Le monde historique n’accomplit en aucun cas la vérité mais en ouvre seulement la possibilité, exposant ainsi l’individu à une liberté exigeante marquée par un travail de deuil et par des illusions d’accomplissement total. Loin de supprimer la violence, la modernité la déplace vers des formes psychologiques, certes valorisant l’amour mais exacerbant simultanément les affects de haine et d’envie. Cette situation engendre une dépression spécifique, portant non sur un objet perdu mais sur la valeur du sujet lui-même, en raison de l’écart entre l’idéal d’une sublimation achevée et la réalité d’une sublimation toujours partielle. Entre monde traditionnel et monde historique, il n’y a nul progrès et nulle décadence, car tous deux restent structurés par une sublimation inaccomplie. Les dérives modernes, notamment les totalitarismes, proviennent du fantasme illusoire d’un retour au passé. L’histoire ne réalise donc aucune maîtrise croissante, mais révèle au contraire l’existence d’une plénitude au-delà de la maîtrise, impliquant un rapport au réel irréductible. Même la critique nietzschéenne de l’idéal ascétique demeure prise dans l’illusion de la maîtrise, puisque la sublimation elle-même suppose une névrose irréductible, dont l’idéal de maîtrise constitue une expression.
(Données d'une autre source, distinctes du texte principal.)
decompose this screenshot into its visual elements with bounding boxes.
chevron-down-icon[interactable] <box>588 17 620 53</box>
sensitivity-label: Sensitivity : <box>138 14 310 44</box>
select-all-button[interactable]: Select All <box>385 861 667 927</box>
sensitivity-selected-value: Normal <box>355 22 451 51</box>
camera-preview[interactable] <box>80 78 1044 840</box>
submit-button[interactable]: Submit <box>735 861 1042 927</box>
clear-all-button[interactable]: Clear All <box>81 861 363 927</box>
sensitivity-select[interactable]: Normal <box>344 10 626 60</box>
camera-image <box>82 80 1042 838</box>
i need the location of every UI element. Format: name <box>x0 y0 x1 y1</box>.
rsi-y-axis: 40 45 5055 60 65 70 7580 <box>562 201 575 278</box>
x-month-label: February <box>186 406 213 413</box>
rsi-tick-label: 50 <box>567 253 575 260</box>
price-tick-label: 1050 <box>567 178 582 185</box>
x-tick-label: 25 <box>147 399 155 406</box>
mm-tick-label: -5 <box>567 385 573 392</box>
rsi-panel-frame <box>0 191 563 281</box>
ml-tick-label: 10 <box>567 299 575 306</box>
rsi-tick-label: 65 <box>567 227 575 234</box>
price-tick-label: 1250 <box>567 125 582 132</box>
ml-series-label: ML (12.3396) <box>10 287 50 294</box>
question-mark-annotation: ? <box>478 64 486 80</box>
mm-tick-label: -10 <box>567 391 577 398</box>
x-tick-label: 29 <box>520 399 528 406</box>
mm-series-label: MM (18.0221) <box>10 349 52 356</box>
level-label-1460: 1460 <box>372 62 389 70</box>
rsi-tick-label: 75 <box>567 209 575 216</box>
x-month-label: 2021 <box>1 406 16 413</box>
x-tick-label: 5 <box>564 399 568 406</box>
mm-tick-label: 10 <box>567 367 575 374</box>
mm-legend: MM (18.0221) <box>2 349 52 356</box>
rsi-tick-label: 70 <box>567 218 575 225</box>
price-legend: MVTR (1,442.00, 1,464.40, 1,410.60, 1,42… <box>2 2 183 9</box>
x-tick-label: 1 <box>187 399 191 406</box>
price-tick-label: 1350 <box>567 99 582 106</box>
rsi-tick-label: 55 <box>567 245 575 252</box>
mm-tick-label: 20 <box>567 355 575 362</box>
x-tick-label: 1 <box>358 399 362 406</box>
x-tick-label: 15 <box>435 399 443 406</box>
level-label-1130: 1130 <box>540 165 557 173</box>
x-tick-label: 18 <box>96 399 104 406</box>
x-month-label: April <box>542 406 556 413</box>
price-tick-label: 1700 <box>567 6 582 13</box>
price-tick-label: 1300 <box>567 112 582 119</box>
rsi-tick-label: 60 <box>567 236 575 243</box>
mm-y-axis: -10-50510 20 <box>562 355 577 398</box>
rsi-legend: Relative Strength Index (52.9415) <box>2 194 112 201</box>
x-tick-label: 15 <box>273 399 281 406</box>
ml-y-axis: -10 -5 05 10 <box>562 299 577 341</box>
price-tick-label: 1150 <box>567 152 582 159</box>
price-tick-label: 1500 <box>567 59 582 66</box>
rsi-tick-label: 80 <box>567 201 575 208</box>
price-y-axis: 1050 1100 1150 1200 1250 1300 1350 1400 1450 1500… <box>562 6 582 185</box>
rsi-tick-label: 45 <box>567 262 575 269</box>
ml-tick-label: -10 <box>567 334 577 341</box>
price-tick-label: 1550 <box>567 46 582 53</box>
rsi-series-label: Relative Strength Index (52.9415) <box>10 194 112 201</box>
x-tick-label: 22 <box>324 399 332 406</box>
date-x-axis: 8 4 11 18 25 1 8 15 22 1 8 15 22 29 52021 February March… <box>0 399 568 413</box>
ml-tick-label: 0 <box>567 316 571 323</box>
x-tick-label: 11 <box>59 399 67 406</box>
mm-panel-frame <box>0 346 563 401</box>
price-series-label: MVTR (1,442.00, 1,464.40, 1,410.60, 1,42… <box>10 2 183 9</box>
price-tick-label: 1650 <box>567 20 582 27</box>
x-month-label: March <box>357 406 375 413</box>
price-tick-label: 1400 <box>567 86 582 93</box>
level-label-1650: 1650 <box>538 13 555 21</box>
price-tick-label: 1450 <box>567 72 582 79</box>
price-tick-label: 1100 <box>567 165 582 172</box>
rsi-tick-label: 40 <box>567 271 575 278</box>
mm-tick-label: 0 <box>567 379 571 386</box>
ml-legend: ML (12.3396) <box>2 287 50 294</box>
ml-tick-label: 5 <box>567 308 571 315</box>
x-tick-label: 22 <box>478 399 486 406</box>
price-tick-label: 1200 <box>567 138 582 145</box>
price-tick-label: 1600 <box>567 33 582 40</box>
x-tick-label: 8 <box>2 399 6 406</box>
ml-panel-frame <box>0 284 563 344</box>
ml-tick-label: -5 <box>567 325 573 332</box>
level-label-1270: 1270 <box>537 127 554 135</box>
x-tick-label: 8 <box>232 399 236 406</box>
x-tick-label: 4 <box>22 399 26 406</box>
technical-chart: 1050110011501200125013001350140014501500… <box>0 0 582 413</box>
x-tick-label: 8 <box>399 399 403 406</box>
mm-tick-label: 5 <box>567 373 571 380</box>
L’idée, contre la « décadence », de faire appel à une morale de maître qui se défasse de tout « préjugé moral » est une illusion. Même sous la forme subtile que lui donne Nietzsche. Dans la Généalogie de la morale, il oppose l’idéal ascétique, dont le déploiement historique aurait conduit à la décadence, et un autre idéal, volonté de puissance affirmatrice, qui pourrait en sauver, en retrouvant le mode d’évaluation morale des sociétés traditionnelles. La sublimation suppose une névrose irréductible, et fait accéder à une maîtrise. Mais l’idéal de maîtrise correspond justement à l’idéal ascétique, essentiellement névrotique.”